The NAACP is not slimming down by choice. Eighty-eight staff members are in the middle of a month-long, unpaid furlough because the NAACP can't make its payroll. Bills from July's national convention in Chicago are unpaid. Thousands of fund-raising letters sat unmailed for weeks until administrators finally came up with the postage.

Cash-flow problems are nothing new for the NAACP, but the steep decline in the organization's finances since last year has been dizzying.

At the end of 1992, Dr. Hooks laid off 22 employees and went on a crash fund-raising drive to leave the NAACP in the black.

He was largely successful. According to a deposition of NAACP treasurer Jerry L. Maulden, the Rev. Benjamin F. Chavis Jr. inherited a $500,000 "cash deficit" when he replaced Dr. Hooks in April 1993, but the organization had $600,000 squirreled away in a reserve fund.

By the end of last year, financial records show, heavy spending had landed the NAACP deep in debt: Unpaid bills had soared nearly sevenfold from a year earlier to $1.4 million. The NAACP owed $2 million on bank loans to cover the money-losing Image Awards television program and other expenses. A $680,000 court judgment against the NAACP was coming due.

In May, Mr. Maulden shocked the board by reporting the NAACP had a $2.7 million deficit. But, buoyed by Dr. Chavis' reports of RTC soaring membership (later disputed), the board ordered no retrenchment when it met in July. And, confident that funds could be raised, the NAACP convention even approved a $1 million mission to South Africa.

The NAACP was soon plunged into an internal battle over a secret deal Dr. Chavis made to avert a sexual harassment lawsuit. It led to his firing in August. Now, with public confidence sapped by the Chavis controversy and subsequent allegations about Dr. Gibson's stewardship, the deficit has kept growing. NAACP leaders recently reported daily expenses of $45,000 and income of only $13,000.

The venerable organization, a civil rights colossus responsible for major legal and legislative victories a generation ago, is desperate.

"Racism is not our greatest challenge. Our greatest challenge is to protect and preserve our own institutions," Mr. Shinhoster said at the Baltimore banquet.

David A. Bositis, an analyst at the Joint Center for Political and Economic Studies in Washington, said the NAACP's success in opening the political system to blacks has inevitably lessened the organization's own importance.

"They are no longer anywhere near as important or critical an institution in black life as they once were," Mr. Bositis said. "Why don't Hollywood stars and political officials have a gala to raise $3 million for the NAACP? If the answer is it's not possible, you have to ask yourself: Why not?"

Critics of Dr. Gibson say donors are reluctant to rebuild the NAACP while he is chairman.
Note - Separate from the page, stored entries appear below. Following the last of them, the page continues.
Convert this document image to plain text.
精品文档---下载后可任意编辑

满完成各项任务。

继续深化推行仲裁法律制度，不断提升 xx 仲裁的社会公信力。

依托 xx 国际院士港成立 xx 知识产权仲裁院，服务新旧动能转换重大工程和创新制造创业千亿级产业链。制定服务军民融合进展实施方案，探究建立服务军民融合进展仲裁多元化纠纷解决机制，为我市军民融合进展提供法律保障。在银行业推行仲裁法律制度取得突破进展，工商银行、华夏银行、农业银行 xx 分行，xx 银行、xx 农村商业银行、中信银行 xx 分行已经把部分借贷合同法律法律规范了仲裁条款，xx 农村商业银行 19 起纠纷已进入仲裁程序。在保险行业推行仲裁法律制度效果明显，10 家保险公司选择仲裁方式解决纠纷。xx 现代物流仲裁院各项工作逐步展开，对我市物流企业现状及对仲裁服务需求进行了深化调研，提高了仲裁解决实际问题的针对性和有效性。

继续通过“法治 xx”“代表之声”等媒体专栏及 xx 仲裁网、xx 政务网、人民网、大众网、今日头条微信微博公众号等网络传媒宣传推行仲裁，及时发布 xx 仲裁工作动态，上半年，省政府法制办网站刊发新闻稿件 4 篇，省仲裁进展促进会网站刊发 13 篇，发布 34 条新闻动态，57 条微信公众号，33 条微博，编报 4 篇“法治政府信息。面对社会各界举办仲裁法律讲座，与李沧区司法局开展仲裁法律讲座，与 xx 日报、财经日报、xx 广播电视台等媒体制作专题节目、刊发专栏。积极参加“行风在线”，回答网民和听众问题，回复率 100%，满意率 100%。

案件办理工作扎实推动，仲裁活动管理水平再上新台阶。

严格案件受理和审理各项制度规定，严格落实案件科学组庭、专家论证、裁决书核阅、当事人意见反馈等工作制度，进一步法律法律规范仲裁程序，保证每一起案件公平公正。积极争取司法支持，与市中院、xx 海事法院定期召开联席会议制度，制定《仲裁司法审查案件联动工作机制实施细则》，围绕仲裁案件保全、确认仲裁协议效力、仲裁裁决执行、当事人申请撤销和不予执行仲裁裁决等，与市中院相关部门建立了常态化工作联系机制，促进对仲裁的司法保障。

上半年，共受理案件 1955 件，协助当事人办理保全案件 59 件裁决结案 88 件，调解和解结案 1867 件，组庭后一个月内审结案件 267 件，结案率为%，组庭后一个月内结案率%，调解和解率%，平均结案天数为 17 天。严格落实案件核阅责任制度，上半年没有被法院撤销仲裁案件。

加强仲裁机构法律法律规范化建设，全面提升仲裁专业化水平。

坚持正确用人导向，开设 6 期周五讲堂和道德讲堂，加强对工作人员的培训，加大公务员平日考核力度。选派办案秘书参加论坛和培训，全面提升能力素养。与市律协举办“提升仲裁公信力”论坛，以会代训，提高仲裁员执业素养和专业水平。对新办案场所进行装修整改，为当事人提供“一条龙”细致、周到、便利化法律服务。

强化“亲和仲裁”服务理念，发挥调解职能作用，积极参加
They add that it's futile to search for Dr. Chavis' successor as executive director until the NAACP is financially stable and under new board leadership.

"It's time for a change," said the Rev. Bowyer G. Freeman, 34, president of the Howard County NAACP and a rising star in the organization. "People are disenchanted with the chairman. When people give their money, time and talent, they want accountability."

Julian Bond, whose dissident slate in the board elections is promoting itself as "tested in service and trustworthy," said it would take at least a year to reform the NAACP and put it on sound financial footing.

But Mr. Bond has no doubt the NAACP is still needed. He says the Republican triumph in Tuesday's elections and what he views as growing hostility to civil rights are proof of that.

"Then you need an organization like the NAACP more than ever," he said. "Even in the midst of this crisis, I don't think the NAACP is approaching death. It can recover."